For images (block elements), there is an excellent
cross browser solution here using standard CSS that involves simply adding a class name to your image and uploading a few simple background images. The fact that it's DW doesn't matter, no special plugin, you can manually apply the style or use the GUI to do so.
For text, we're limited in solutions. Avoid the CSS techniques that involve filters
as documented here --- they only work on MSIE. Mootools has an interesting
plugin as shown here that overlays text slightly offset and gray colored, but Mootools is a JavaScript framework and requires a small amount of hand coding to implement. JQuery has a similar plugin and
this demo is very effective, but it's still a framework but from what I can tell alot more advanced than Mootools based on the demo via my FFox.
But what most people do so they control the exact look and feel is use graphic editors such as Adobe Photoshop to add shadow and other blending effects directly to images.

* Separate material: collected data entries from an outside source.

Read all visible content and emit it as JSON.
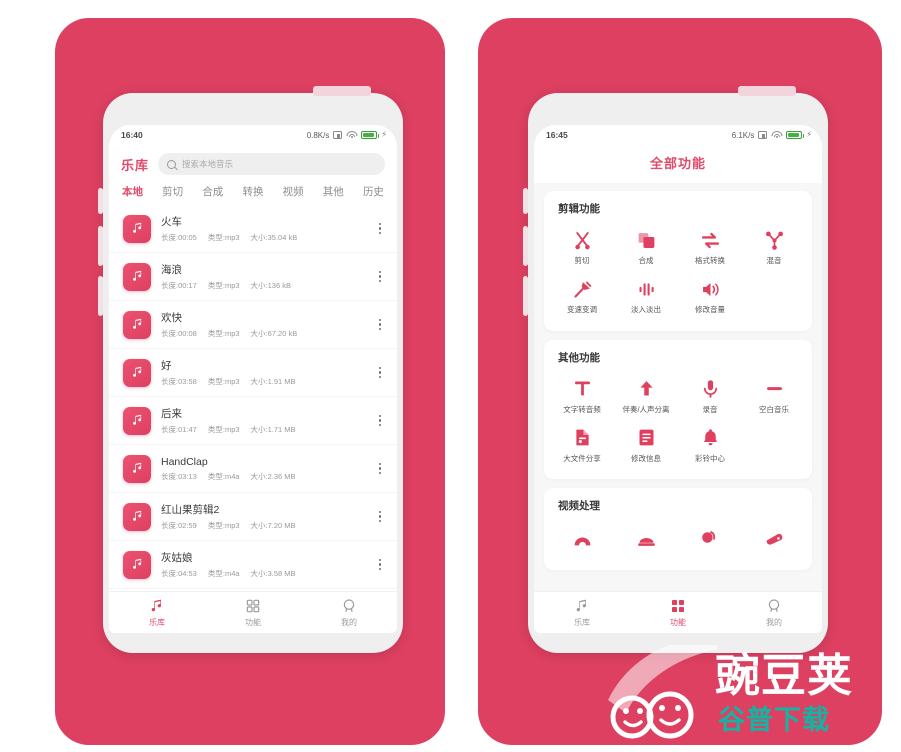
{
  "theme": {
    "brand_pink": "#DE4061",
    "accent_red": "#E24B6B",
    "bg_white": "#FFFFFF",
    "screen_grey": "#F7F7F7",
    "watermark_teal": "#15B3A3"
  },
  "left_phone": {
    "status_bar": {
      "time": "16:40",
      "net_speed": "0.8K/s",
      "sim_icon": "sim-card-icon",
      "wifi_icon": "wifi-icon",
      "battery_icon": "battery-icon",
      "charging_icon": "charging-bolt-icon"
    },
    "header": {
      "title": "乐库",
      "search_placeholder": "搜索本地音乐",
      "search_value": "",
      "search_icon": "search-icon"
    },
    "tabs": [
      {
        "label": "本地",
        "active": true
      },
      {
        "label": "剪切",
        "active": false
      },
      {
        "label": "合成",
        "active": false
      },
      {
        "label": "转换",
        "active": false
      },
      {
        "label": "视频",
        "active": false
      },
      {
        "label": "其他",
        "active": false
      },
      {
        "label": "历史",
        "active": false
      }
    ],
    "song_labels": {
      "duration": "长度:",
      "type": "类型:",
      "size": "大小:"
    },
    "songs": [
      {
        "name": "火车",
        "duration": "长度:00:05",
        "type": "类型:mp3",
        "size": "大小:35.04 kB"
      },
      {
        "name": "海浪",
        "duration": "长度:00:17",
        "type": "类型:mp3",
        "size": "大小:136 kB"
      },
      {
        "name": "欢快",
        "duration": "长度:00:08",
        "type": "类型:mp3",
        "size": "大小:67.20 kB"
      },
      {
        "name": "好",
        "duration": "长度:03:58",
        "type": "类型:mp3",
        "size": "大小:1.91 MB"
      },
      {
        "name": "后来",
        "duration": "长度:01:47",
        "type": "类型:mp3",
        "size": "大小:1.71 MB"
      },
      {
        "name": "HandClap",
        "duration": "长度:03:13",
        "type": "类型:m4a",
        "size": "大小:2.36 MB"
      },
      {
        "name": "红山果剪辑2",
        "duration": "长度:02:59",
        "type": "类型:mp3",
        "size": "大小:7.20 MB"
      },
      {
        "name": "灰姑娘",
        "duration": "长度:04:53",
        "type": "类型:m4a",
        "size": "大小:3.58 MB"
      }
    ],
    "bottom_nav": [
      {
        "label": "乐库",
        "icon": "music-note-icon",
        "active": true
      },
      {
        "label": "功能",
        "icon": "grid-icon",
        "active": false
      },
      {
        "label": "我的",
        "icon": "person-icon",
        "active": false
      }
    ]
  },
  "right_phone": {
    "status_bar": {
      "time": "16:45",
      "net_speed": "6.1K/s",
      "sim_icon": "sim-card-icon",
      "wifi_icon": "wifi-icon",
      "battery_icon": "battery-icon",
      "charging_icon": "charging-bolt-icon"
    },
    "page_title": "全部功能",
    "sections": [
      {
        "title": "剪辑功能",
        "items": [
          {
            "label": "剪切",
            "icon": "scissors-icon"
          },
          {
            "label": "合成",
            "icon": "merge-squares-icon"
          },
          {
            "label": "格式转换",
            "icon": "swap-arrows-icon"
          },
          {
            "label": "混音",
            "icon": "mix-nodes-icon"
          },
          {
            "label": "变速变调",
            "icon": "speed-pitch-icon"
          },
          {
            "label": "淡入淡出",
            "icon": "fade-bars-icon"
          },
          {
            "label": "修改音量",
            "icon": "volume-icon"
          }
        ]
      },
      {
        "title": "其他功能",
        "items": [
          {
            "label": "文字转音频",
            "icon": "text-to-audio-icon"
          },
          {
            "label": "伴奏/人声分离",
            "icon": "vocal-separate-icon"
          },
          {
            "label": "录音",
            "icon": "microphone-icon"
          },
          {
            "label": "空白音乐",
            "icon": "blank-dash-icon"
          },
          {
            "label": "大文件分享",
            "icon": "file-share-icon"
          },
          {
            "label": "修改信息",
            "icon": "edit-info-icon"
          },
          {
            "label": "彩铃中心",
            "icon": "bell-icon"
          }
        ]
      },
      {
        "title": "视频处理",
        "items": [
          {
            "label": "",
            "icon": "video-arch-icon"
          },
          {
            "label": "",
            "icon": "video-dome-icon"
          },
          {
            "label": "",
            "icon": "video-undo-icon"
          },
          {
            "label": "",
            "icon": "video-clip-icon"
          }
        ]
      }
    ],
    "bottom_nav": [
      {
        "label": "乐库",
        "icon": "music-note-icon",
        "active": false
      },
      {
        "label": "功能",
        "icon": "grid-icon",
        "active": true
      },
      {
        "label": "我的",
        "icon": "person-icon",
        "active": false
      }
    ]
  },
  "watermark": {
    "brand": "豌豆荚",
    "sub": "谷普下载",
    "mascot_icon": "wandoujia-pea-mascot-icon"
  }
}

Of course you can embed text in images, but only do so for your logo or masthead, do not abuse this because it eats up bandwidth and renders the page much more slowly. So keep the fancy stuff to graphics only, not text content on your site.
Bottom line is you might need more than one technique. I personally would use the first CSS for content images, i.e. photos in a gallery page or something, and use JQuery for text and anything else. But in a fancy masthead or company logo, Adobe all the way, optimize then save for web and it looks the same to everyone. Get the idea?
I'm sure others here will offer additional ideas. Just to get ya started.